I’ve just started reading Denialism by Michael Specter (haven’t gotten deeply enough into it to determine whether I agree with all the negative reviews–which I haven’t read deeply anyway so as to not bias myself). It’s the latest in a number of influences ranging from a scientific-rationalist-transhumanist partner, to reading things like Dawkins’ The Selfish Gene, balancing out a lot of the more woo-woo reading and interaction I do. I’m of the firm belief that my spirituality does not have to be antithetical to science; in fact, I see science as an augmentation of my understanding of my cosmology. Totemism, for example, stems in large part from a metaphorical extrapolation of human observations of animal behavior. And there are plenty of ridiculous and even unsafe behaviors that can come as a result of being chronically ungrounded and out of touch with consensus reality (regardless of how much you personally disagree with that reality, it’s still important to be keenly aware of its existence and the mutual effect you and it have on each other).
One of the things that I tell people curious about totemism is that one of the best ways to get to know totems is to study their natural history and biology, to get to know the physical animals attached to the totems. What I see all too often is a romanticization of animals, and a lack of understanding of actual animal behavior. For instance, there’s the oft-related myth that non-human animals never injure or kill another except in self-defense or for food. Yet this ignores a host of documented, and sometimes common, animal behaviors. Male lions taking over a new pride will kill the young of their predecessors so they can breed with the lionesses. Male dolphins rape females. Foxes and other canine/vulpine predators have been known to kill an entire flock of chickens (or, in the case of larger predators, sheep), much more than they can eat and cache.
And there are other projections of human ideals onto animals. Look at the lone wolf, for example. In American culture, rugged individualism is prized, and wolves are often seen as the symbol of the wild (independence). Thus the ideal of the “lone wolf”. Yet in actuality, a lone wolf is generally one who is marked for death if s/he can’t find a pack to join. S/he may be too old, or may have been driven from the family pack to avoid inbreeding. Hunting large ungulates, which are important food in cold months especially, is too dangerous to do alone–a single kick from an elk can snap a wolf’s jaw or leg, which is essentially a death sentence. Hence wolves having evolved to hunt in packs. Therefore, the lone wolf ideal is just that–an ideal, not reality.
Even concepts that were made in good science at the time can be changed. L. David Mech, for example, has publicly rescinded the alpha wolf concept he introduced way back when. That’s not a bad thing, as far as I’m concerned. Science is not a perfect system, but it is designed to minimize errors. You simply can’t have a 0% rate of errors when dealing with human perception and behavior.
And natural history and biology are ways for me to gain better understanding of the totems and animal spirits I work with, as well as the greater cosmology (way of understanding the universe) I work with. I’m admittedly fond of myth and metaphor as structures for understanding, but I keep them in addition to, not opposed to, literal, materialistic, scientific explanations. I know, for example, that my perception of Brown Bear being a totem of healing for me has a good deal to do with human interpretation of certain traits and behaviors of brown bears, and the mythos that has grown up around that. That doesn’t mean that physical brown bears will walk up to me and give me a healing herb if I end up sickened in a forest in Alaska. I’d rather know how to safely avoid conflict with large omnivorous animals that could do me some serious damage if I don’t respect them and their territories.
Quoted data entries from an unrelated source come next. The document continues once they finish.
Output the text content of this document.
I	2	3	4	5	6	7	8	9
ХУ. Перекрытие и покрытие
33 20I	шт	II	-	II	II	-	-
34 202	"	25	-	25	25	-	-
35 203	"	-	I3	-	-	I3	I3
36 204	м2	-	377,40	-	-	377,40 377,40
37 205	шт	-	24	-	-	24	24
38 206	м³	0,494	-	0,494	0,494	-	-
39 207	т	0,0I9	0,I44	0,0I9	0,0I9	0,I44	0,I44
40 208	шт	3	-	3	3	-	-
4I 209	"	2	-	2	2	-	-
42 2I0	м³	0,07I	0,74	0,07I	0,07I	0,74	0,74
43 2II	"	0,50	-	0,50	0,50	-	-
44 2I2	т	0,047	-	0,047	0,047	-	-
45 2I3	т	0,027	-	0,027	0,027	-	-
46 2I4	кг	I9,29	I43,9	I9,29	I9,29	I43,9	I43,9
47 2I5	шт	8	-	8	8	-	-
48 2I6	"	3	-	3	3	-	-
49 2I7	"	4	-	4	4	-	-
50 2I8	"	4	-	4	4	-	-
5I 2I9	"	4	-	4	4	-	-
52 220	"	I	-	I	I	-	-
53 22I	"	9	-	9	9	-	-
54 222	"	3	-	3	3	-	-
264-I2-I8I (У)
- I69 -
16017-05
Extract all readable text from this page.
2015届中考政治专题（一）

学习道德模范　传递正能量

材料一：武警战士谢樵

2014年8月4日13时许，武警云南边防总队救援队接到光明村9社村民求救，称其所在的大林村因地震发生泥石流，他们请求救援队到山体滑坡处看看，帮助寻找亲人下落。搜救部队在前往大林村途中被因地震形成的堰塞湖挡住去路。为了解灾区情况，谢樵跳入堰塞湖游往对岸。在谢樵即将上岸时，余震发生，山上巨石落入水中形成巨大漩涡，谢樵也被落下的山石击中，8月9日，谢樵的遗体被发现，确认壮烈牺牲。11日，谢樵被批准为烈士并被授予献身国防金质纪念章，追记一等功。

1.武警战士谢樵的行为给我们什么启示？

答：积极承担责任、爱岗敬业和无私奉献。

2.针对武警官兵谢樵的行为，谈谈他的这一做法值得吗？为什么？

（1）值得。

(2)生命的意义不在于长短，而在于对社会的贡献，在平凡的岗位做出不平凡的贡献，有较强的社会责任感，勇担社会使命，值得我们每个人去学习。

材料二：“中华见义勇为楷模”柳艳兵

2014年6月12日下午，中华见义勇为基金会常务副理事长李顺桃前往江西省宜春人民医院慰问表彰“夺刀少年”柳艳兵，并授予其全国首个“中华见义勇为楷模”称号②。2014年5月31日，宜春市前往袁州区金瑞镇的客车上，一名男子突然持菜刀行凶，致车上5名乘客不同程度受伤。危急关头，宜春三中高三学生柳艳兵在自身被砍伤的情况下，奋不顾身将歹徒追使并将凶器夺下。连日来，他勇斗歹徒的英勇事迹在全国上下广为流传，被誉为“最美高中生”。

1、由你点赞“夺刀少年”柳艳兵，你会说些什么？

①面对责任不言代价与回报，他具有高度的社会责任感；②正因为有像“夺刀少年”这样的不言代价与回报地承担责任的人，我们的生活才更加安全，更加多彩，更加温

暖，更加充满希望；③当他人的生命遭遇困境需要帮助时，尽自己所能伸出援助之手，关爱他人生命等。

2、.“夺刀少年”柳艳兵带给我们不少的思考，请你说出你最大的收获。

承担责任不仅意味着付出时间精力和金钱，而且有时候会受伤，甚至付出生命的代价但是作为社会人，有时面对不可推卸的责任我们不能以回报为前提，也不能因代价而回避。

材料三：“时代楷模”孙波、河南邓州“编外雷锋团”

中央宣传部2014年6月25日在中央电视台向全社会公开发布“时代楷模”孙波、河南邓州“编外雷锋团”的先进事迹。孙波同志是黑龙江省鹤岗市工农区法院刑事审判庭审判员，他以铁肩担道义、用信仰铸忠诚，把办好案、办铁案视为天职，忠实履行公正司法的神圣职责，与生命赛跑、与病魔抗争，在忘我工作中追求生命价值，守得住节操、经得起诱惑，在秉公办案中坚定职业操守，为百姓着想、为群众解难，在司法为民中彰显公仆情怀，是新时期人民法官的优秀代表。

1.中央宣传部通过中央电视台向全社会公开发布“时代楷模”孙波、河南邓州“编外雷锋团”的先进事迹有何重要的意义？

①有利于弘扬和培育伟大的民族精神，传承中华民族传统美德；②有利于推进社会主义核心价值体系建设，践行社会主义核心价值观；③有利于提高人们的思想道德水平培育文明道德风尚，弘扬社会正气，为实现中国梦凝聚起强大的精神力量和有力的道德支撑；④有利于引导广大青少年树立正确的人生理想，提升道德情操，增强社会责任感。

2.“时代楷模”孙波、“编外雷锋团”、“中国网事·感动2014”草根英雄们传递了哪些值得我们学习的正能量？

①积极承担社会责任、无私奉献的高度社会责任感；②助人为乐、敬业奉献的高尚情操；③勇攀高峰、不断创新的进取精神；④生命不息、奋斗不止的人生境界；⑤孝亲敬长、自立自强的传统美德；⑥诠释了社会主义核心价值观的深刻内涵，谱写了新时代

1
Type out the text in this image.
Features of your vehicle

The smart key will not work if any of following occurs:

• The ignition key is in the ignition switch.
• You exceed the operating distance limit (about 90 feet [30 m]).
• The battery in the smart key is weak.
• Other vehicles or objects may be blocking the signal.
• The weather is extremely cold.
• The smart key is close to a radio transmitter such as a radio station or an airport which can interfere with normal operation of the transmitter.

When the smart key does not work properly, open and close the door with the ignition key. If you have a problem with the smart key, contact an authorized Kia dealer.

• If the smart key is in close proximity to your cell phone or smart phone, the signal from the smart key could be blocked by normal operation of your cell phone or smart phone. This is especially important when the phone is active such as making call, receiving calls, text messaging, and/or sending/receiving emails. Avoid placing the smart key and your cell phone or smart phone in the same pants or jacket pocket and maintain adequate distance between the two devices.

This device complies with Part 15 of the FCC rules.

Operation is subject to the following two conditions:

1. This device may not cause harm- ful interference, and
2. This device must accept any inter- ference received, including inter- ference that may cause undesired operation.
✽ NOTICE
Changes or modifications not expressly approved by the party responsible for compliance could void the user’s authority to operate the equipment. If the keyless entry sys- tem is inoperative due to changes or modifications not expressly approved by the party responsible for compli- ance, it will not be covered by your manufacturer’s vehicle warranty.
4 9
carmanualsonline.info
I am even more convinced that one of the best ways to get to know more about a totem is to study the behaviors and other traits of its physical counterparts, whether you have access to the animals themselves directly or only through media. Not only does it give one better knowledge about the animal, but it also helps to reduce unhealthy romanticization that can give incorrect information about the physical animals, which can then lead to inaccurate public perception which can affect the realities of things like species management and reintroduction efforts. Yes, we want people to know that grey wolves are not the vicious killers that European-based folklore paints them to be. But we do need to acknowledge the complaints of ranchers who actually have lost stock to wolves; if they feel heard and included in the debates, then perhaps they’ll be more amenable to finding solutions that benefit the wolves but don’t leave the ranchers completely out of the loop. (Hence not hyper-romanticizing wolves as never, ever preying on livestock, etc.)
I have a longer post on science and spirituality I want to write at some point, the gist of which is “Science is not a way of controlling the world; it is a way of understanding the world. You don’t make reality happen through science, and it’s not some force to be combated with magic or spirituality. It’s simply a systematic way of perceiving the world in great detail, and that does not have to be antithetical to spirituality”.